Как-то мне раньше казалось, что все уехавшие сюда, единомышленники, друзья… и мы, оставшиеся дома, тоже им друзья — с этим радостным чувством я и ехал сюда. С любовью, восторгом, с предложением совместного сборника — мы же, в сущности, «ленинградская школа», братья, из одного гнезда!.. А гнездо-то, похоже, осиное!
— Вот так! — вздыхает Игорь. — Пока книжка выходила, Шемякин надел фуражку и сапоги и, так сказать, полностью преобразился… И я уже виноват перед ним. Слава богу, судья, умная негритянка, спустила на тормозах…

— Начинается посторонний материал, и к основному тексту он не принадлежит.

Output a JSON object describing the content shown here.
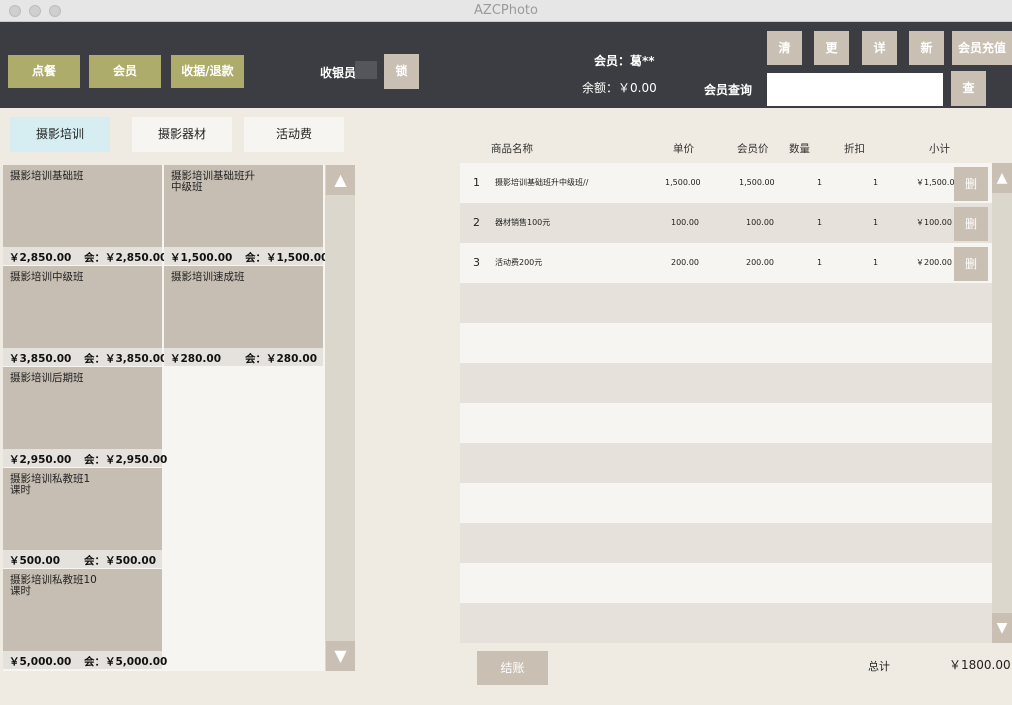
{
  "window": {
    "title": "AZCPhoto"
  },
  "toolbar": {
    "order_label": "点餐",
    "member_label": "会员",
    "receipt_refund_label": "收据/退款",
    "cashier_label": "收银员",
    "lock_label": "锁",
    "member_name": "会员：葛**",
    "balance": "余额：￥0.00",
    "clear_label": "清",
    "change_label": "更",
    "detail_label": "详",
    "new_label": "新",
    "recharge_label": "会员充值",
    "member_query_label": "会员查询",
    "member_query_value": "",
    "query_label": "查"
  },
  "tabs": [
    {
      "label": "摄影培训"
    },
    {
      "label": "摄影器材"
    },
    {
      "label": "活动费"
    }
  ],
  "products": [
    {
      "name": "摄影培训基础班",
      "price": "￥2,850.00",
      "member_price": "会：￥2,850.00"
    },
    {
      "name": "摄影培训基础班升中级班",
      "price": "￥1,500.00",
      "member_price": "会：￥1,500.00"
    },
    {
      "name": "摄影培训中级班",
      "price": "￥3,850.00",
      "member_price": "会：￥3,850.00"
    },
    {
      "name": "摄影培训速成班",
      "price": "￥280.00",
      "member_price": "会：￥280.00"
    },
    {
      "name": "摄影培训后期班",
      "price": "￥2,950.00",
      "member_price": "会：￥2,950.00"
    },
    {
      "name": "摄影培训私教班1课时",
      "price": "￥500.00",
      "member_price": "会：￥500.00"
    },
    {
      "name": "摄影培训私教班10课时",
      "price": "￥5,000.00",
      "member_price": "会：￥5,000.00"
    }
  ],
  "order_table": {
    "headers": {
      "name": "商品名称",
      "price": "单价",
      "member_price": "会员价",
      "qty": "数量",
      "discount": "折扣",
      "subtotal": "小计"
    },
    "rows": [
      {
        "no": "1",
        "name": "摄影培训基础班升中级班//",
        "price": "1,500.00",
        "member_price": "1,500.00",
        "qty": "1",
        "discount": "1",
        "subtotal": "￥1,500.00",
        "delete_label": "删"
      },
      {
        "no": "2",
        "name": "器材销售100元",
        "price": "100.00",
        "member_price": "100.00",
        "qty": "1",
        "discount": "1",
        "subtotal": "￥100.00",
        "delete_label": "删"
      },
      {
        "no": "3",
        "name": "活动费200元",
        "price": "200.00",
        "member_price": "200.00",
        "qty": "1",
        "discount": "1",
        "subtotal": "￥200.00",
        "delete_label": "删"
      }
    ]
  },
  "footer": {
    "checkout_label": "结账",
    "total_label": "总计",
    "total_value": "￥1800.00"
  },
  "icons": {
    "scroll_up": "triangle-up-icon",
    "scroll_down": "triangle-down-icon"
  },
  "colors": {
    "topbar": "#3c3d42",
    "olive_button": "#adac6a",
    "gray_button": "#c9c0b3",
    "tile": "#c7beb3",
    "active_tab": "#d6eef2"
  }
}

Все знаменитое ефимовское издательство с пышным названием «Эрмитаж», страстная и почти недостижимая мечта всех здешних русских, жаждущих напечататься, оказалось заключено в одном обшарпанном компьютере. Все делается в нем, потом диск с макетом книги отдается в типографию, среди массы других заказов от других таких же «издателей». День на третий моего пребывания друг Игорь мужественно отложил все дела и выкроил день отдыха. Мы заехали в типографию по дороге на рыбалку — вот уж не думал, что в Америке рыбалкой займусь! Одеты были, соответственно, в затрапезу, и в помещение нас долго не пускали… Вот она, здешняя литературная жизнь! Еще мы зашли там на почту, и я с некоторым удивлением понял, что Игорь отправляет и получает бандероли довольно-таки далеко от дома! Это зачем? Ефимов, человек стойкий, несгибаемый, неунывающий, преподнес мне это, как интересную американскую диковинку: «Тут от адреса зависит все — и прежде всего, твоя репутация. И этот адрес чуть-чуть престижнее, чем то место, где мы живем. Представляешь?» Да-а, непросто тут все…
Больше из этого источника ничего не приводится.